The 21st annual report card tracks exposure in communities nationwide to unhealthy levels of ozone and particle pollution. Angela Tin, the association’s national senior director, says those problems become more prevalent in states like Iowa during the heat of summer and people should respond accordingly.
“When there’s a lot of pollution, when there’s a lot of heat, when there’s a lot of traffic, we need to do other things, to use alternative fuels and alternative technologies, like electric cars or propane or ethanol or biodiesel,” Tin says, “or even use mass transit during those hot days of summer.”
Of the ten Iowa counties studied for unhealthy ozone levels, seven received A grades while three got Bs. Also, 14 Iowa counties were graded for particle pollution and of those, eight were awarded As and six got Bs. None of the Iowa counties that took part ranked below a B in either category. It’s an annual report and this year’s edition compared the years 2016 through 2018.
“It’s important to look at the overall trends,” Tin says. “It may go up a little bit one year, it may go down a little bit one year, but if you look at five- and ten-year trends, we are seeing some improvements because our cars are cleaner and our fuels are cleaner and we have alternative sources of transportation, like electric vehicles.”

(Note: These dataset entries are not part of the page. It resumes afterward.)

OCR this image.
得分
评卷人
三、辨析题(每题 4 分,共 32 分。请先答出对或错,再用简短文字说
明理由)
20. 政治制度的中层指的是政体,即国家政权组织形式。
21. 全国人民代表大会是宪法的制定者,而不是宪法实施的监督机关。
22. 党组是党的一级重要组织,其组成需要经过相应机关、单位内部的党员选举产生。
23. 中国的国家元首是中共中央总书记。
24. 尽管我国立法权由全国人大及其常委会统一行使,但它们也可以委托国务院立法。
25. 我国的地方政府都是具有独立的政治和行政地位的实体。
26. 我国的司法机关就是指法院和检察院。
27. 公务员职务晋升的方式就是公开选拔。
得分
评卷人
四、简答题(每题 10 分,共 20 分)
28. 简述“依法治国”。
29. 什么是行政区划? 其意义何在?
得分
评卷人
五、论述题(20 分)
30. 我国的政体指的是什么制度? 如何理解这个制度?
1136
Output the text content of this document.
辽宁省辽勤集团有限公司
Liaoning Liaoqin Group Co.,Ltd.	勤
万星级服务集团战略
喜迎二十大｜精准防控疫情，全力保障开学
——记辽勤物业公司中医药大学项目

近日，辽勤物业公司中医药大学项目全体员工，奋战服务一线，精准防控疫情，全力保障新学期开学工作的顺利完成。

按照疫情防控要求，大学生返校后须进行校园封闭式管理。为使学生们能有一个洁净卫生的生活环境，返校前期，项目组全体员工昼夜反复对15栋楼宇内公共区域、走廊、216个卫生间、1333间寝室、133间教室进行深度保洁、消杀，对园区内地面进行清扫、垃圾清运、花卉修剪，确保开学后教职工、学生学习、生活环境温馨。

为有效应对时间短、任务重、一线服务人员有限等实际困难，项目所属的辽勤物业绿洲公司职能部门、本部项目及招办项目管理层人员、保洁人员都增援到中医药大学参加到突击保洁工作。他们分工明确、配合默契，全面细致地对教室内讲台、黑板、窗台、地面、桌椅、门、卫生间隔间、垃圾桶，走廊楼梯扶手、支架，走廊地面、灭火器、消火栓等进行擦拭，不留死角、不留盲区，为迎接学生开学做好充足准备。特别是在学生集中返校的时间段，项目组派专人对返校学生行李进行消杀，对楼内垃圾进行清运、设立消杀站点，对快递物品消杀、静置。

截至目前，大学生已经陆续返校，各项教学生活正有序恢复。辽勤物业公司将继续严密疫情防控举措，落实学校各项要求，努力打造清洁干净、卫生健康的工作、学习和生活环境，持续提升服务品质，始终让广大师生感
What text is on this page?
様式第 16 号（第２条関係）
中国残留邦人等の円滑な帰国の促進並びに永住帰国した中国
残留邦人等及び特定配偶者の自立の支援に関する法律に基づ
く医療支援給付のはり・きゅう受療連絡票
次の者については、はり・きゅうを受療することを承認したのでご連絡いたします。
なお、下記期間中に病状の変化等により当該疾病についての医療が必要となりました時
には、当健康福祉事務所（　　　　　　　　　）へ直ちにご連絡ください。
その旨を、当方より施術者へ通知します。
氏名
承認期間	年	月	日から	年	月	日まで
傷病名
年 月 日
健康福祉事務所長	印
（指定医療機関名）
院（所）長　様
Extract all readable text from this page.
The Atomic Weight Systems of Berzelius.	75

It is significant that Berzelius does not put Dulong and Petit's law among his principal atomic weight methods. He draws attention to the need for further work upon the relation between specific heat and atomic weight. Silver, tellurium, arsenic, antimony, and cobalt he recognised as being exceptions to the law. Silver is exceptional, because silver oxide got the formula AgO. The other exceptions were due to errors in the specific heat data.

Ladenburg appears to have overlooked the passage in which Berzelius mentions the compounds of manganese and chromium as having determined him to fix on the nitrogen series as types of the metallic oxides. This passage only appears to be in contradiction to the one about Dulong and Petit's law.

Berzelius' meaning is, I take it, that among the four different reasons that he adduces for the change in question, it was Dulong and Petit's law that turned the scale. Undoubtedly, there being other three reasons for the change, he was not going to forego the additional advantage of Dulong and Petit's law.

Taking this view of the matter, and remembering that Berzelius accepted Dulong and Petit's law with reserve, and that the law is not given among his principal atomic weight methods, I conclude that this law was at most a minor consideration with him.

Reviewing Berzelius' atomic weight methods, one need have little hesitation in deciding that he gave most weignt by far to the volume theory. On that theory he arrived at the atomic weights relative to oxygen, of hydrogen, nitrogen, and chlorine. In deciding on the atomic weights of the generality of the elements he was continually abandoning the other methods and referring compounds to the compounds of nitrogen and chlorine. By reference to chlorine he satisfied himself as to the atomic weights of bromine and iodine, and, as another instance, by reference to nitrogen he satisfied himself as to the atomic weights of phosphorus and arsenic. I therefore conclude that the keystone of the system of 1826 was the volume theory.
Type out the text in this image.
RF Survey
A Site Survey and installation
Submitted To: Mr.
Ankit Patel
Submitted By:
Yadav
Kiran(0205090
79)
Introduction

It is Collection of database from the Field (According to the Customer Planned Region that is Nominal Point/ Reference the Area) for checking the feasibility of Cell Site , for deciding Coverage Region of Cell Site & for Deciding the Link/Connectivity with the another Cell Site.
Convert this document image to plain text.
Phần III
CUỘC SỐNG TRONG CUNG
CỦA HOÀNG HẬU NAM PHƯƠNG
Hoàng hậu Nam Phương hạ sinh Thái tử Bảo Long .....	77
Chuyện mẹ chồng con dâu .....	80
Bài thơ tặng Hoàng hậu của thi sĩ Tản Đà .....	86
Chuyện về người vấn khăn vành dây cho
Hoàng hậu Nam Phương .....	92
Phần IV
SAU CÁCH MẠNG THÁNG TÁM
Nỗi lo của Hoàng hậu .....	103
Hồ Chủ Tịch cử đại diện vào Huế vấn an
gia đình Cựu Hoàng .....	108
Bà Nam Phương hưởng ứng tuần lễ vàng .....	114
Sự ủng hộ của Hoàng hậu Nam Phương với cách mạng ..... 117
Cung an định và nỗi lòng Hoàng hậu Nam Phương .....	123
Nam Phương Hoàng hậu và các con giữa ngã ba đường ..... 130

Studies of transportation trends in Iowa over the last several weeks show traffic is down about 40% statewide due to the COVID-19 pandemic. In future “State of the Air” reports, Tin says there will be a significant change shown during these months, with school canceled and many people staying home.
“It will look a lot different but it’ll be an instantaneous value where the numbers will come down and the monitors will reflect that the numbers go down,” Tin says. “And it’s not just the air monitors, the waters are a lot cleaner, too, because we’re not having transportation on the lakes and the rivers.”
This year marks the 50th anniversary of the Clean Air Act, which Tin says has driven dramatic improvements in air quality.